Abstract Reasoning Corpus (ARC): ARC is A new benchmark by AI specialist Francois Chollet measures an LLM's ability to solve unique problems without relying on memorization and with very few examples to guide the test-taker.
It contains reasoning-based problems that an adult human can solve with an 80% score, and a child can solve with a 50% score. However, currently, LLMs score poorly on ARC, around 20-25%, and even GPT-4 does not perform well.
This clearly shows that LLMs have not yet reached human-level intelligence. Whether they will achieve these capabilities and excel in ARC in the future is still debated by AI researchers.
Some theorize that LLMs cannot and may never perform as well as humans because they cannot adapt to novel and unfamiliar circumstances like human beings. This adaptive ability aligns with the AGI definition of intelligence, which LLMs are yet to achieve.
Chollet is a proponent of this theory, arguing that without extensive pre-training, LLMs won't ever reach human-level intelligence on the ARC benchmark in an unsupervised setting.
Charting the course ahead: The future of LLMs in a rapidly evolving landscape
As we navigate the rapidly evolving landscape of artificial intelligence, the advancements in Large Language Models (LLMs) promise to unlock new horizons.
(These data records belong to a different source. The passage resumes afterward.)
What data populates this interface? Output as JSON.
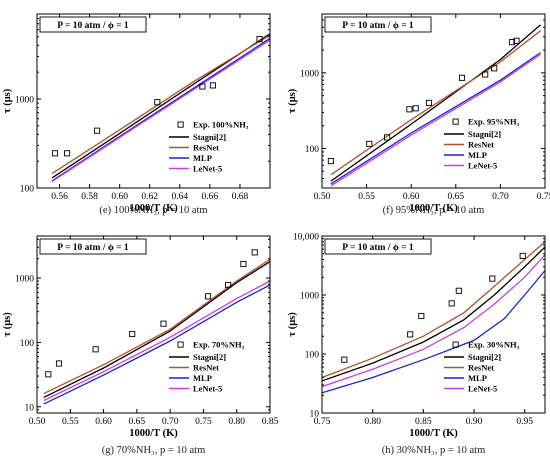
{
  "chart_data": [
    {
      "type": "line",
      "caption": "(e) 100%NH₃, p = 10 atm",
      "condition": "P = 10 atm / ϕ = 1",
      "xlabel": "1000/T (K)",
      "ylabel": "τ (μs)",
      "log_y": true,
      "xlim": [
        0.545,
        0.7
      ],
      "ylim": [
        100,
        9000
      ],
      "x_ticks": [
        0.56,
        0.58,
        0.6,
        0.62,
        0.64,
        0.66,
        0.68
      ],
      "x_tick_labels": [
        "0.56",
        "0.58",
        "0.60",
        "0.62",
        "0.64",
        "0.66",
        "0.68"
      ],
      "y_ticks": [
        100,
        1000
      ],
      "y_tick_labels": [
        "100",
        "1000"
      ],
      "legend_position": "bottom-right",
      "experimental": {
        "name": "Exp. 100%NH₃",
        "points": [
          [
            0.557,
            245
          ],
          [
            0.565,
            245
          ],
          [
            0.585,
            440
          ],
          [
            0.625,
            920
          ],
          [
            0.655,
            1380
          ],
          [
            0.662,
            1420
          ],
          [
            0.693,
            4700
          ]
        ]
      },
      "series": [
        {
          "name": "Stagni[2]",
          "color": "#000000",
          "points": [
            [
              0.555,
              130
            ],
            [
              0.6,
              410
            ],
            [
              0.65,
              1500
            ],
            [
              0.7,
              5400
            ]
          ]
        },
        {
          "name": "ResNet",
          "color": "#b5512b",
          "points": [
            [
              0.555,
              145
            ],
            [
              0.6,
              450
            ],
            [
              0.65,
              1600
            ],
            [
              0.7,
              5200
            ]
          ]
        },
        {
          "name": "MLP",
          "color": "#1e22d6",
          "points": [
            [
              0.555,
              120
            ],
            [
              0.6,
              380
            ],
            [
              0.65,
              1350
            ],
            [
              0.7,
              4800
            ]
          ]
        },
        {
          "name": "LeNet-5",
          "color": "#c63fe0",
          "points": [
            [
              0.555,
              118
            ],
            [
              0.6,
              370
            ],
            [
              0.65,
              1300
            ],
            [
              0.7,
              4600
            ]
          ]
        }
      ]
    },
    {
      "type": "line",
      "caption": "(f) 95%NH₃, p = 10 atm",
      "condition": "P = 10 atm / ϕ = 1",
      "xlabel": "1000/T (K)",
      "ylabel": "τ (μs)",
      "log_y": true,
      "xlim": [
        0.5,
        0.75
      ],
      "ylim": [
        30,
        6000
      ],
      "x_ticks": [
        0.5,
        0.55,
        0.6,
        0.65,
        0.7,
        0.75
      ],
      "x_tick_labels": [
        "0.50",
        "0.55",
        "0.60",
        "0.65",
        "0.70",
        "0.75"
      ],
      "y_ticks": [
        100,
        1000
      ],
      "y_tick_labels": [
        "100",
        "1000"
      ],
      "legend_position": "bottom-right",
      "experimental": {
        "name": "Exp. 95%NH₃",
        "points": [
          [
            0.51,
            68
          ],
          [
            0.553,
            115
          ],
          [
            0.573,
            140
          ],
          [
            0.598,
            330
          ],
          [
            0.605,
            340
          ],
          [
            0.62,
            400
          ],
          [
            0.657,
            860
          ],
          [
            0.683,
            950
          ],
          [
            0.693,
            1150
          ],
          [
            0.713,
            2550
          ],
          [
            0.718,
            2650
          ]
        ]
      },
      "series": [
        {
          "name": "Stagni[2]",
          "color": "#000000",
          "points": [
            [
              0.51,
              37
            ],
            [
              0.6,
              210
            ],
            [
              0.7,
              1500
            ],
            [
              0.745,
              4300
            ]
          ]
        },
        {
          "name": "ResNet",
          "color": "#b5512b",
          "points": [
            [
              0.51,
              45
            ],
            [
              0.6,
              240
            ],
            [
              0.7,
              1400
            ],
            [
              0.745,
              3600
            ]
          ]
        },
        {
          "name": "MLP",
          "color": "#1e22d6",
          "points": [
            [
              0.51,
              34
            ],
            [
              0.6,
              160
            ],
            [
              0.7,
              800
            ],
            [
              0.745,
              1850
            ]
          ]
        },
        {
          "name": "LeNet-5",
          "color": "#c63fe0",
          "points": [
            [
              0.51,
              32
            ],
            [
              0.6,
              150
            ],
            [
              0.7,
              760
            ],
            [
              0.745,
              1750
            ]
          ]
        }
      ]
    },
    {
      "type": "line",
      "caption": "(g) 70%NH₃, p = 10 atm",
      "condition": "P = 10 atm / ϕ = 1",
      "xlabel": "1000/T (K)",
      "ylabel": "τ (μs)",
      "log_y": true,
      "xlim": [
        0.5,
        0.85
      ],
      "ylim": [
        8,
        4500
      ],
      "x_ticks": [
        0.5,
        0.55,
        0.6,
        0.65,
        0.7,
        0.75,
        0.8,
        0.85
      ],
      "x_tick_labels": [
        "0.50",
        "0.55",
        "0.60",
        "0.65",
        "0.70",
        "0.75",
        "0.80",
        "0.85"
      ],
      "y_ticks": [
        10,
        100,
        1000
      ],
      "y_tick_labels": [
        "10",
        "100",
        "1000"
      ],
      "legend_position": "bottom-right",
      "experimental": {
        "name": "Exp. 70%NH₃",
        "points": [
          [
            0.517,
            32
          ],
          [
            0.533,
            47
          ],
          [
            0.588,
            78
          ],
          [
            0.643,
            135
          ],
          [
            0.69,
            195
          ],
          [
            0.757,
            520
          ],
          [
            0.787,
            780
          ],
          [
            0.81,
            1650
          ],
          [
            0.827,
            2500
          ]
        ]
      },
      "series": [
        {
          "name": "Stagni[2]",
          "color": "#000000",
          "points": [
            [
              0.51,
              14
            ],
            [
              0.6,
              40
            ],
            [
              0.7,
              150
            ],
            [
              0.8,
              850
            ],
            [
              0.85,
              1800
            ]
          ]
        },
        {
          "name": "ResNet",
          "color": "#b5512b",
          "points": [
            [
              0.51,
              16
            ],
            [
              0.6,
              45
            ],
            [
              0.7,
              160
            ],
            [
              0.8,
              900
            ],
            [
              0.85,
              1950
            ]
          ]
        },
        {
          "name": "MLP",
          "color": "#1e22d6",
          "points": [
            [
              0.51,
              11
            ],
            [
              0.6,
              31
            ],
            [
              0.7,
              105
            ],
            [
              0.8,
              420
            ],
            [
              0.85,
              780
            ]
          ]
        },
        {
          "name": "LeNet-5",
          "color": "#c63fe0",
          "points": [
            [
              0.51,
              12.5
            ],
            [
              0.6,
              35
            ],
            [
              0.7,
              120
            ],
            [
              0.8,
              480
            ],
            [
              0.85,
              900
            ]
          ]
        }
      ]
    },
    {
      "type": "line",
      "caption": "(h) 30%NH₃, p = 10 atm",
      "condition": "P = 10 atm / ϕ = 1",
      "xlabel": "1000/T (K)",
      "ylabel": "τ (μs)",
      "log_y": true,
      "xlim": [
        0.75,
        0.97
      ],
      "ylim": [
        10,
        10000
      ],
      "x_ticks": [
        0.75,
        0.8,
        0.85,
        0.9,
        0.95
      ],
      "x_tick_labels": [
        "0.75",
        "0.80",
        "0.85",
        "0.90",
        "0.95"
      ],
      "y_ticks": [
        10,
        100,
        1000,
        10000
      ],
      "y_tick_labels": [
        "10",
        "100",
        "1000",
        "10,000"
      ],
      "legend_position": "bottom-right",
      "experimental": {
        "name": "Exp. 30%NH₃",
        "points": [
          [
            0.772,
            80
          ],
          [
            0.837,
            215
          ],
          [
            0.848,
            440
          ],
          [
            0.878,
            720
          ],
          [
            0.885,
            1180
          ],
          [
            0.918,
            1900
          ],
          [
            0.948,
            4600
          ]
        ]
      },
      "series": [
        {
          "name": "Stagni[2]",
          "color": "#000000",
          "points": [
            [
              0.75,
              35
            ],
            [
              0.8,
              70
            ],
            [
              0.85,
              160
            ],
            [
              0.89,
              380
            ],
            [
              0.92,
              1000
            ],
            [
              0.95,
              3000
            ],
            [
              0.97,
              6500
            ]
          ]
        },
        {
          "name": "ResNet",
          "color": "#b5512b",
          "points": [
            [
              0.75,
              40
            ],
            [
              0.8,
              85
            ],
            [
              0.85,
              200
            ],
            [
              0.89,
              500
            ],
            [
              0.92,
              1400
            ],
            [
              0.95,
              4000
            ],
            [
              0.97,
              8000
            ]
          ]
        },
        {
          "name": "MLP",
          "color": "#1e22d6",
          "points": [
            [
              0.75,
              22
            ],
            [
              0.8,
              40
            ],
            [
              0.85,
              80
            ],
            [
              0.9,
              170
            ],
            [
              0.93,
              400
            ],
            [
              0.95,
              1000
            ],
            [
              0.97,
              2600
            ]
          ]
        },
        {
          "name": "LeNet-5",
          "color": "#c63fe0",
          "points": [
            [
              0.75,
              28
            ],
            [
              0.8,
              55
            ],
            [
              0.85,
              120
            ],
            [
              0.89,
              280
            ],
            [
              0.92,
              700
            ],
            [
              0.95,
              2000
            ],
            [
              0.97,
              4800
            ]
          ]
        }
      ]
    }
  ]
}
While these models have shown remarkable progress, achieving human-like intelligence, or Artificial General Intelligence (AGI), remains a formidable challenge.
Through continuous refinement and rigorous benchmarking, researchers are inching closer to this goal. By understanding and overcoming the limitations of LLMs, we can pave the way for their integration into diverse applications, from healthcare to education and beyond.
As we look to the future, the potential of LLMs to transform industries and solve complex problems reaffirms the importance of ongoing research and innovation. Embracing these advancements today will shape a smarter, more efficient tomorrow.